Maintenant, je suis debout sur le trottoir, regardant le visage abasourdi de ma meilleure amie, et tout ce que je veux faire, c'est courir vers elle et la prendre dans mes bras. Mais son expression choquée se transforme rapidement en cette expression de colère effrayante que je connais trop bien.
"Qu'est-ce que tu fais ici ?" Elle grogne en croisant les bras sur sa poitrine.
D'accord... ce n'est pas la réaction que j'espérais, mais je la mérite.
"Je suis ton nouveau colocataire." Je dis calmement.
Elle ricane et ramasse ses cartons.
"Qu'est-ce que tu fais ?" Je demande quand elle me dépasse et se dirige vers la vieille voiture cabossée qu'elle a depuis ses seize ans.
"Je ne reste pas ici avec toi.
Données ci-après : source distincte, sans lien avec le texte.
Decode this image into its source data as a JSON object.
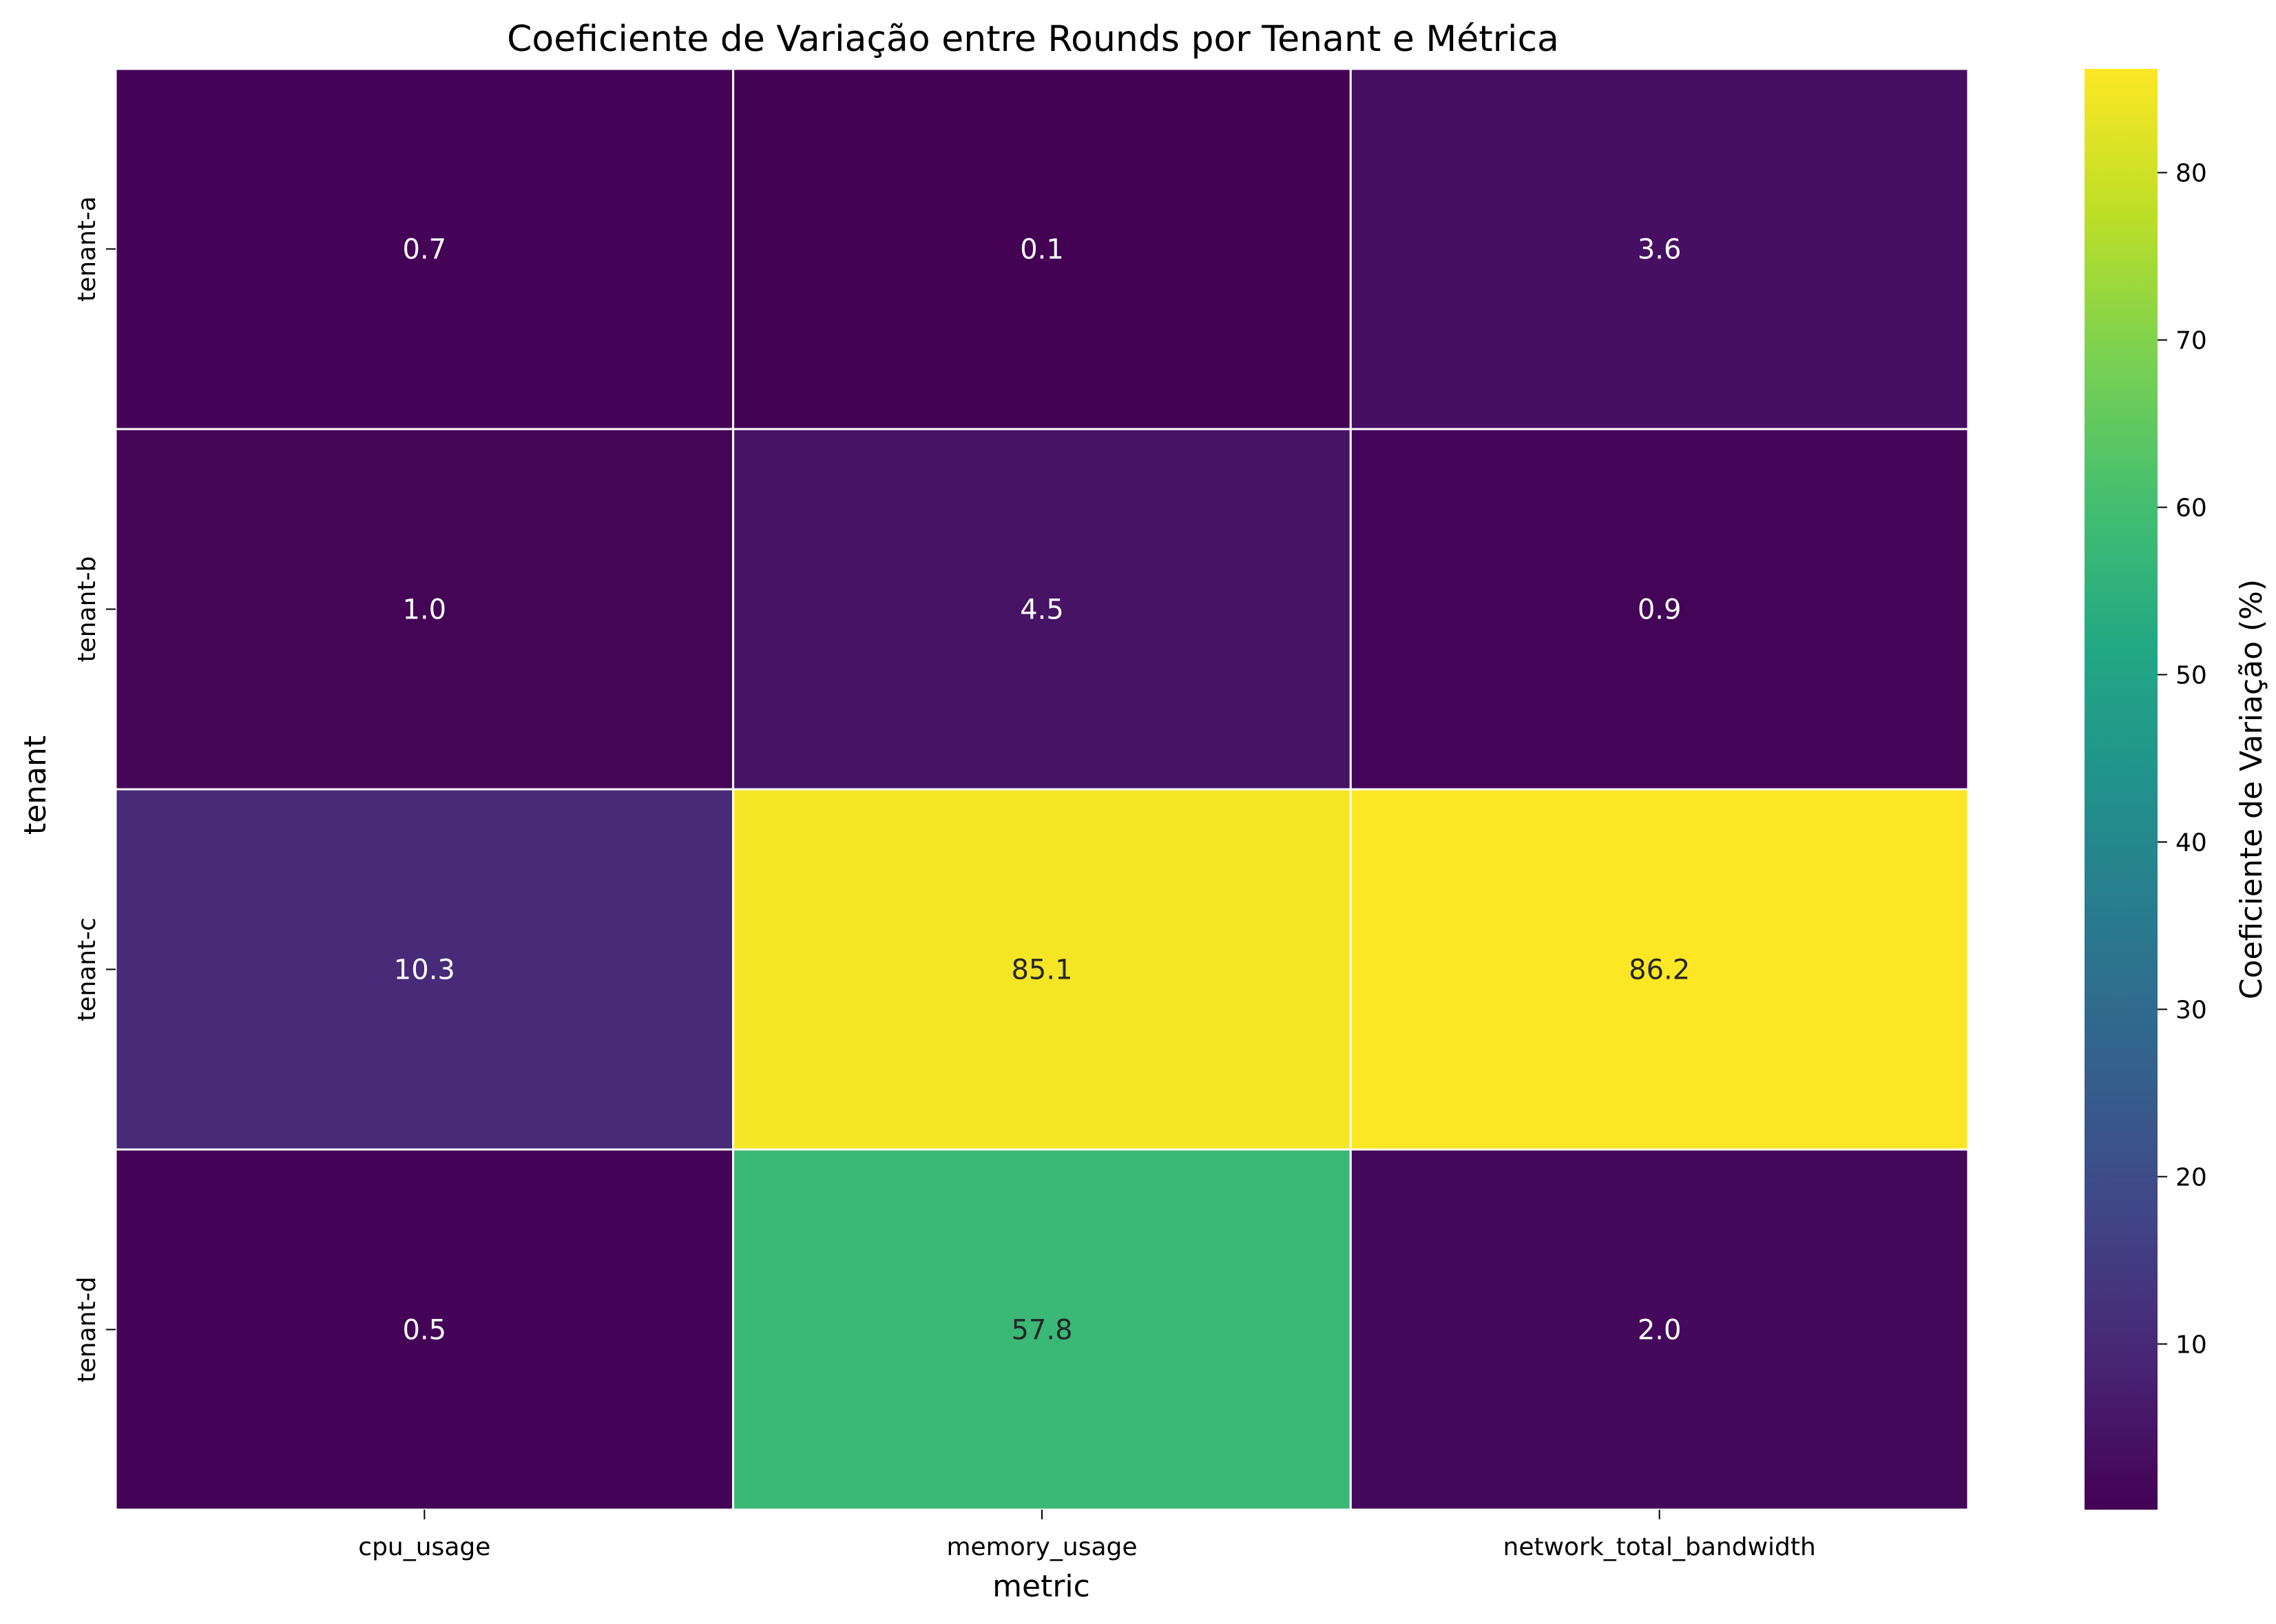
{
  "chart_data": {
    "type": "heatmap",
    "title": "Coeficiente de Variação entre Rounds por Tenant e Métrica",
    "xlabel": "metric",
    "ylabel": "tenant",
    "x_categories": [
      "cpu_usage",
      "memory_usage",
      "network_total_bandwidth"
    ],
    "y_categories": [
      "tenant-a",
      "tenant-b",
      "tenant-c",
      "tenant-d"
    ],
    "values": [
      [
        0.7,
        0.1,
        3.6
      ],
      [
        1.0,
        4.5,
        0.9
      ],
      [
        10.3,
        85.1,
        86.2
      ],
      [
        0.5,
        57.8,
        2.0
      ]
    ],
    "value_labels": [
      [
        "0.7",
        "0.1",
        "3.6"
      ],
      [
        "1.0",
        "4.5",
        "0.9"
      ],
      [
        "10.3",
        "85.1",
        "86.2"
      ],
      [
        "0.5",
        "57.8",
        "2.0"
      ]
    ],
    "colormap": "viridis",
    "colorbar": {
      "label": "Coeficiente de Variação (%)",
      "range": [
        0.1,
        86.2
      ],
      "ticks": [
        10,
        20,
        30,
        40,
        50,
        60,
        70,
        80
      ],
      "tick_labels": [
        "10",
        "20",
        "30",
        "40",
        "50",
        "60",
        "70",
        "80"
      ]
    },
    "grid_line_color": "#ffffff"
  }
}
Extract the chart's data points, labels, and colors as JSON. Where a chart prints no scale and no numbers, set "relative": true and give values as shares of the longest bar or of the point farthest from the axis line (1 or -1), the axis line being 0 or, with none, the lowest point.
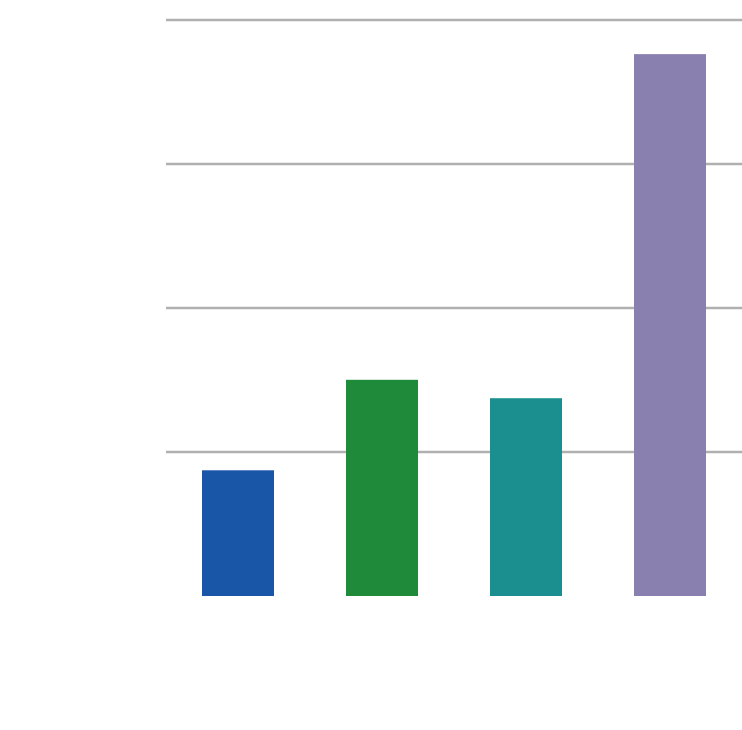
{
  "chart_data": {
    "type": "bar",
    "relative": true,
    "grid": true,
    "categories": [
      null,
      null,
      null,
      null
    ],
    "values": [
      0.232,
      0.399,
      0.365,
      1
    ],
    "colors": [
      "#1a56a8",
      "#1f8a3a",
      "#1b8f8f",
      "#8a80b0"
    ]
  }
}
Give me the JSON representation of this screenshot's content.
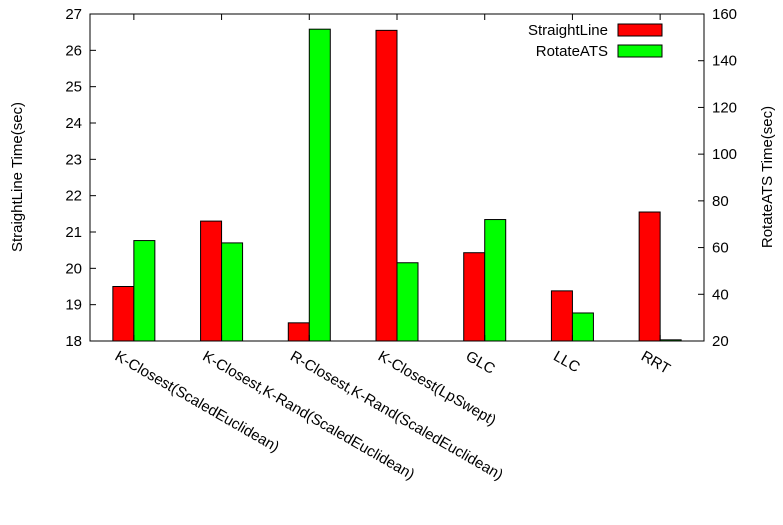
{
  "chart_data": {
    "type": "bar",
    "title": "",
    "categories": [
      "K-Closest(ScaledEuclidean)",
      "K-Closest,K-Rand(ScaledEuclidean)",
      "R-Closest,K-Rand(ScaledEuclidean)",
      "K-Closest(LpSwept)",
      "GLC",
      "LLC",
      "RRT"
    ],
    "series": [
      {
        "name": "StraightLine",
        "axis": "left",
        "color": "#ff0000",
        "values": [
          19.5,
          21.3,
          18.5,
          26.55,
          20.43,
          19.38,
          21.55
        ]
      },
      {
        "name": "RotateATS",
        "axis": "right",
        "color": "#00ff00",
        "values": [
          63,
          62,
          153.5,
          53.5,
          72,
          32,
          20.5
        ]
      }
    ],
    "ylabel": "StraightLine Time(sec)",
    "ylabel2": "RotateATS Time(sec)",
    "xlabel": "",
    "ylim": [
      18,
      27
    ],
    "ylim2": [
      20,
      160
    ],
    "yticks": [
      18,
      19,
      20,
      21,
      22,
      23,
      24,
      25,
      26,
      27
    ],
    "yticks2": [
      20,
      40,
      60,
      80,
      100,
      120,
      140,
      160
    ],
    "legend_position": "top-right",
    "grid": false
  }
}
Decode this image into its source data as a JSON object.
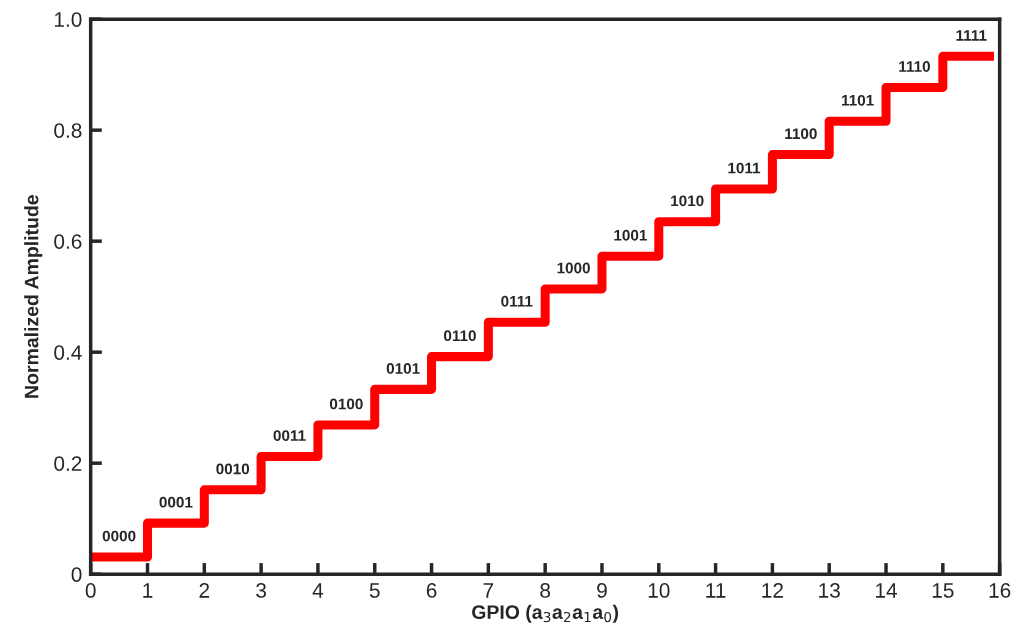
{
  "chart_data": {
    "type": "step",
    "xlabel": "GPIO (a$_{3}$a$_{2}$a$_{1}$a$_{0}$)",
    "ylabel": "Normalized Amplitude",
    "series": [
      {
        "color": "#ff0000",
        "x": [
          0,
          1,
          2,
          3,
          4,
          5,
          6,
          7,
          8,
          9,
          10,
          11,
          12,
          13,
          14,
          15,
          15.9
        ],
        "values": [
          0.031,
          0.092,
          0.152,
          0.212,
          0.269,
          0.333,
          0.392,
          0.454,
          0.514,
          0.573,
          0.635,
          0.694,
          0.756,
          0.816,
          0.877,
          0.933,
          0.933
        ]
      }
    ],
    "annotations": [
      {
        "text": "0000",
        "x": 0.5,
        "y": 0.031
      },
      {
        "text": "0001",
        "x": 1.5,
        "y": 0.092
      },
      {
        "text": "0010",
        "x": 2.5,
        "y": 0.152
      },
      {
        "text": "0011",
        "x": 3.5,
        "y": 0.212
      },
      {
        "text": "0100",
        "x": 4.5,
        "y": 0.269
      },
      {
        "text": "0101",
        "x": 5.5,
        "y": 0.333
      },
      {
        "text": "0110",
        "x": 6.5,
        "y": 0.392
      },
      {
        "text": "0111",
        "x": 7.5,
        "y": 0.454
      },
      {
        "text": "1000",
        "x": 8.5,
        "y": 0.514
      },
      {
        "text": "1001",
        "x": 9.5,
        "y": 0.573
      },
      {
        "text": "1010",
        "x": 10.5,
        "y": 0.635
      },
      {
        "text": "1011",
        "x": 11.5,
        "y": 0.694
      },
      {
        "text": "1100",
        "x": 12.5,
        "y": 0.756
      },
      {
        "text": "1101",
        "x": 13.5,
        "y": 0.816
      },
      {
        "text": "1110",
        "x": 14.5,
        "y": 0.877
      },
      {
        "text": "1111",
        "x": 15.5,
        "y": 0.933
      }
    ],
    "xlim": [
      0,
      16
    ],
    "xticks": [
      0,
      1,
      2,
      3,
      4,
      5,
      6,
      7,
      8,
      9,
      10,
      11,
      12,
      13,
      14,
      15,
      16
    ],
    "ylim": [
      0,
      1.0
    ],
    "yticks": [
      {
        "value": 0,
        "label": "0"
      },
      0.2,
      0.4,
      0.6,
      0.8,
      {
        "value": 1.0,
        "label": "1.0"
      }
    ],
    "grid": false,
    "legend": false
  }
}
Toi... connard !" Elle crie sans même me regarder.
Je dois réprimer un sourire parce qu'elle ne jurait jamais avant et ça sonne presque adorable.
"Wow, ça fait mal, Bumble Bee ! Dis-moi ce que tu ressens vraiment." Je taquine, mais elle se retourne si vite que je fais un bond en avant pour empêcher certaines de ses affaires de tomber par terre.
"Ne m'appelle pas comme ça ! Nous ne sommes plus amis, alors tu n'as pas le droit d'utiliser mes surnoms." Elle crie.
Je lève les mains en signe de reddition et recule d'un pas. "D'accord. Je ne t'appellerai plus par tes surnoms. Mais ne pars pas, d'accord ? Il est tard et je ne veux pas que tu dormes dans ta voiture ou quelque chose comme ça. Le bureau des logements est fermé, donc tu ne peux rien faire maintenant. Viens juste à l'intérieur et reste cette nuit."
Elle plisse les yeux en me regardant. "Pourquoi devrais-je rester dans une maison avec un gars qui se disait mon meilleur ami et qui m'a ensuite ignorée pendant des années. Des années, Sawyer ! Je veux dire, c'est quoi ce délire ?"
Je grimace face à la dure vérité de ce que je lui ai fait. Elle a toutes les raisons d'être furieuse contre moi, mais je ne reculerai pas. Parmi toutes les erreurs que j'ai commises, celle-ci était la pire. Elle était la seule personne dans ma vie qui voyait chaque partie de moi. Le bon et le mauvais que j'essayais de ne montrer à personne d'autre, et je l'ai déchirée en la mettant de côté.
"Tu as toutes les raisons d'être en colère mais-"
"Ouais, j'en ai ! Et je compte bien profiter de cette colère pendant longtemps !"
Mon Dieu, elle m'a manqué. Elle a cette façon d'être à la fois douce et impertinente qui la rend si agréable à côtoyer. Je l'accaparais entièrement quand nous grandissions parce que j'avais besoin d'elle, mais je sais qu'elle aurait eu tellement d'amis.
"D'accord, mais pourquoi ne pas être en colère et bien dormir aussi ?" Je propose, mais elle souffle.
Je sais ce qui va suivre. C'est comme si rien n'avait changé chez elle. Sauf le fait qu'elle est maintenant incroyablement belle. Elle a toujours été jolie, mais toute cette mignonne enfance s'est transformée en cette beauté que je n'arrive pas à comprendre. Voir mon amie d'enfance devenir une femme magnifique est un vrai choc.
Comme je l'avais prévu, elle pose ses affaires et commence à faire les cent pas en marmonnant pour elle-même. Elle faisait la même chose quand nous étions enfants et qu'elle était furieuse contre moi. C'était sa façon d'avoir une dispute complète sans exploser sur moi. Même quand elle était en colère, elle essayait d'être une bonne personne.
"Bryn."
Elle lève une main pour m'arrêter et je la laisse continuer son auto-argumentation. Cela dure plusieurs minutes jusqu'à ce qu'elle s'arrête enfin et laisse tomber sa tête en arrière. Quand elle me regarde à nouveau, je vois une guerre d'émotions sur son visage. C'est comme si elle voulait dire non, mais c'est moi.
"D'accord. Mais je chercherai un autre endroit où rester demain. Je suis trop fatiguée pour te crier dessus ce soir. Maintenant, tu as la clé ?"
Je sors la clé de ma poche et la tiens en l'air.